GeoEDF: A Framework for Designing and Executing Geospatial Research Workflows
Date: August 30, 2022 Time: 11:00 AM (Central Time)
Geospatial researchers often spend much time wrangling data in their workflows. These data wrangling processes are typically ad-hoc, involving a mix of desktop, interactive computing, and HPC tools, requiring data to be transferred from one platform to another. Notwithstanding the time spent away from doing research, these processes become hard to maintain amidst research group turnovers, ultimately affecting research reproducibility. GeoEDF is designed to address these challenges by enabling researchers to conceive their workflows as an abstract sequence of data acquisition and processing operations. Reusable workflow building blocks (namely, data connectors and data processors) implement suitably generalized data acquisition and processing operations that can be composed into concrete workflows. The GeoEDF workflow engine plans and executes these workflows in HPC environments, abstracting away the complexities of intermediate data transfer, HPC job scheduling, and parallelization.

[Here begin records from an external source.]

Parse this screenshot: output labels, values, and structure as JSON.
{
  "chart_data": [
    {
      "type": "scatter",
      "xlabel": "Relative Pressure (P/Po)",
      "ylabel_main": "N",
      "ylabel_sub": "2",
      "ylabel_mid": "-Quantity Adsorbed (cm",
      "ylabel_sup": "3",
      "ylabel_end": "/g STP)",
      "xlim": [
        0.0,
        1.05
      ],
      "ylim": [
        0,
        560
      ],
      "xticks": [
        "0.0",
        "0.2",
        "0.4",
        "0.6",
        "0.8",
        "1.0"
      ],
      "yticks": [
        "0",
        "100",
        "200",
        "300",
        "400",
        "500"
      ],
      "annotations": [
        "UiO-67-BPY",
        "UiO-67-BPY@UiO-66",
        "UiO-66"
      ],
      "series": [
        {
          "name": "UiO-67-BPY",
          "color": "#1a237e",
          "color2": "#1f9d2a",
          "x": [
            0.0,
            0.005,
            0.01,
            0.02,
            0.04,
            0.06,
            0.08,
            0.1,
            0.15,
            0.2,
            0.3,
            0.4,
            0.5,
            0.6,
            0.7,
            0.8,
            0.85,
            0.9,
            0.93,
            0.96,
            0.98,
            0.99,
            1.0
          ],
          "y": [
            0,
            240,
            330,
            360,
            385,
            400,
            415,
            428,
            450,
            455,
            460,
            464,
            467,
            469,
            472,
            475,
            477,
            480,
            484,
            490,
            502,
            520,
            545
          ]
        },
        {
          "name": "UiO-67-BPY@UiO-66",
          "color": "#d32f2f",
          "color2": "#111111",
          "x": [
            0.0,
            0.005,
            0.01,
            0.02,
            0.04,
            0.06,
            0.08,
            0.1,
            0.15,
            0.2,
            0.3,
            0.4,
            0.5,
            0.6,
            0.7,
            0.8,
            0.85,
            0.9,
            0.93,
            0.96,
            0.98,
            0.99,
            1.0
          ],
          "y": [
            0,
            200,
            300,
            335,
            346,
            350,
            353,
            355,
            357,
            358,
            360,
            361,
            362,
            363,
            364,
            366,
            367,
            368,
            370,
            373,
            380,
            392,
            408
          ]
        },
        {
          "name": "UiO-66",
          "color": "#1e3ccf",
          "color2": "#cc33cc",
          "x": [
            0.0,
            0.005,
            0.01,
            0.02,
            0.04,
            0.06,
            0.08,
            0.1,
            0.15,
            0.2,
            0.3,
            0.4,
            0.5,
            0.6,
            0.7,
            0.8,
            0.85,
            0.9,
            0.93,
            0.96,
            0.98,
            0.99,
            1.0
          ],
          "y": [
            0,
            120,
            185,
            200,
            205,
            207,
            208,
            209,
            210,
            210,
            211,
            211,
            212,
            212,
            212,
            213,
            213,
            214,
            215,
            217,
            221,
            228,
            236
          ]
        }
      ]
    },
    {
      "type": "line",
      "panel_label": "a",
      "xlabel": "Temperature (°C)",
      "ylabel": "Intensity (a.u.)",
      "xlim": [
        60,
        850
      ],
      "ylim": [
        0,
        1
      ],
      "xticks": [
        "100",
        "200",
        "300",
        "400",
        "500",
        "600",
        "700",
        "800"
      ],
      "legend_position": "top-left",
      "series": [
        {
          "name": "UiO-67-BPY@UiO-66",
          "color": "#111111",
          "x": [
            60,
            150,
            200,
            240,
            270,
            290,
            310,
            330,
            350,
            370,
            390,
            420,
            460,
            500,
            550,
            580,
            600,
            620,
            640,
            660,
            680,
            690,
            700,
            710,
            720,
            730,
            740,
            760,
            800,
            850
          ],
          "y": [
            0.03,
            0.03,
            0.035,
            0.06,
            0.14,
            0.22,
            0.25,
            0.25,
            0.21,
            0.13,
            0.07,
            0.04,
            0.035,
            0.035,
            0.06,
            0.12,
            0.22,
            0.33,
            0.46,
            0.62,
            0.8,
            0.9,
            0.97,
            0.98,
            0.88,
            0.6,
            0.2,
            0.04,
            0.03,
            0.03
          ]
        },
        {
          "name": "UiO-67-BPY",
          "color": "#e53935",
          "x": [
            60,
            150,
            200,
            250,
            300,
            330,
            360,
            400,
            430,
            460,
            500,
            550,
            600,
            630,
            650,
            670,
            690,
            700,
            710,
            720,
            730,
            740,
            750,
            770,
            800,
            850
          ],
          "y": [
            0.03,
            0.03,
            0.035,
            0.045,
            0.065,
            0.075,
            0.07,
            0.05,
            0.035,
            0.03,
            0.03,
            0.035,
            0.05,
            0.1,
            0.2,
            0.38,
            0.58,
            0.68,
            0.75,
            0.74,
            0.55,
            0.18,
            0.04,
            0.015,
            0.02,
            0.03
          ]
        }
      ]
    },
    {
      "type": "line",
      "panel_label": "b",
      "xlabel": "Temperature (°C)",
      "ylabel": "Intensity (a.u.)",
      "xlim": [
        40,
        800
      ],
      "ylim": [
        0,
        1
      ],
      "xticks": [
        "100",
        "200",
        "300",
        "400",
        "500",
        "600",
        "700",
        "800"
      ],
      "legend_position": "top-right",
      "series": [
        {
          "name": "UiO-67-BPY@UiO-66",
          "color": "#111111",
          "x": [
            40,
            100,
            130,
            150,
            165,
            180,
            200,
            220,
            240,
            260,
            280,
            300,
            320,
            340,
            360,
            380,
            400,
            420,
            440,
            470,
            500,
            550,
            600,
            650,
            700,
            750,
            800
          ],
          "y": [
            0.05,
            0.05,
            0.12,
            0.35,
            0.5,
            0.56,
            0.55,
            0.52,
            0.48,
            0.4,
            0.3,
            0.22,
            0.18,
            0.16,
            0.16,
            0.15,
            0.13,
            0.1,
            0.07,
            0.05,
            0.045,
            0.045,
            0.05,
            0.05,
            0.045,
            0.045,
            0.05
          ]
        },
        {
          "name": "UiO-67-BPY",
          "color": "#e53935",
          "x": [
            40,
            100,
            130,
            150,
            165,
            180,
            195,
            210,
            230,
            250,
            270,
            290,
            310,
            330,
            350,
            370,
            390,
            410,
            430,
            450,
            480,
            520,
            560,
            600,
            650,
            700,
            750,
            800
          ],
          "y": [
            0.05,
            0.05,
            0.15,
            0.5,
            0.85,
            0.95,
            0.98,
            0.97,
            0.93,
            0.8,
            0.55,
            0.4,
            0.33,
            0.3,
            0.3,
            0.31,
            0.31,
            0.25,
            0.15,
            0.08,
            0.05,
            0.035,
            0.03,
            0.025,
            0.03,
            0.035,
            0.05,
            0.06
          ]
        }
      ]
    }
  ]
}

In this webinar, we will provide an overview of the GeoEDF project and its implementation, GeoEDF workflow syntax and semantics, and the cyberinfrastructure platforms that can currently be used to develop and execute GeoEDF workflows. We will demonstrate data connectors and processors through examples from I-GUIDE convergence science use cases and discuss GeoEDF integration pathways with other cyberinfrastructure platforms.

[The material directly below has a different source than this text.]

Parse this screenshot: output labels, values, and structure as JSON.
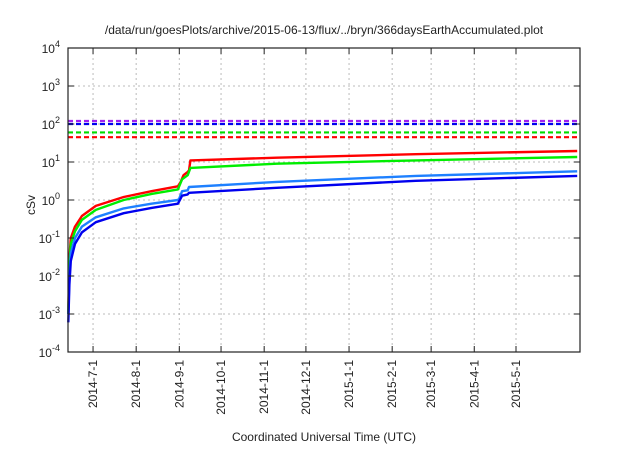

He is a Research Scientist in the Scientific Solutions Group at the Rosen Center for Advanced Computing (RCAC), Purdue University. He leads and works on several federally funded projects at the intersection of advanced computing and science and engineering. Rajesh also has over 15 years of experience as a full-stack application developer and has worked on science gateway projects for a variety of domains, including geosciences, cybersecurity, communication, and anthropology. Rajesh currently serves as CoPI on five NSF-funded grants, including Anvil, a Category I capacity HPC system funded by the NSF in 2020 and operated by RCAC. He is the Software Architect for the GeoEDF workflow engine.
He is a Master’s student in Information Security at Purdue. He is currently in his final semester here, working on his thesis in the field of Social Engineering. He enjoys working on CTFs, and playing video games and is an avid sports fan. Gaurav has developed several GeoEDF data connectors and processors as a Research Assistant in the Scientific Solutions Group.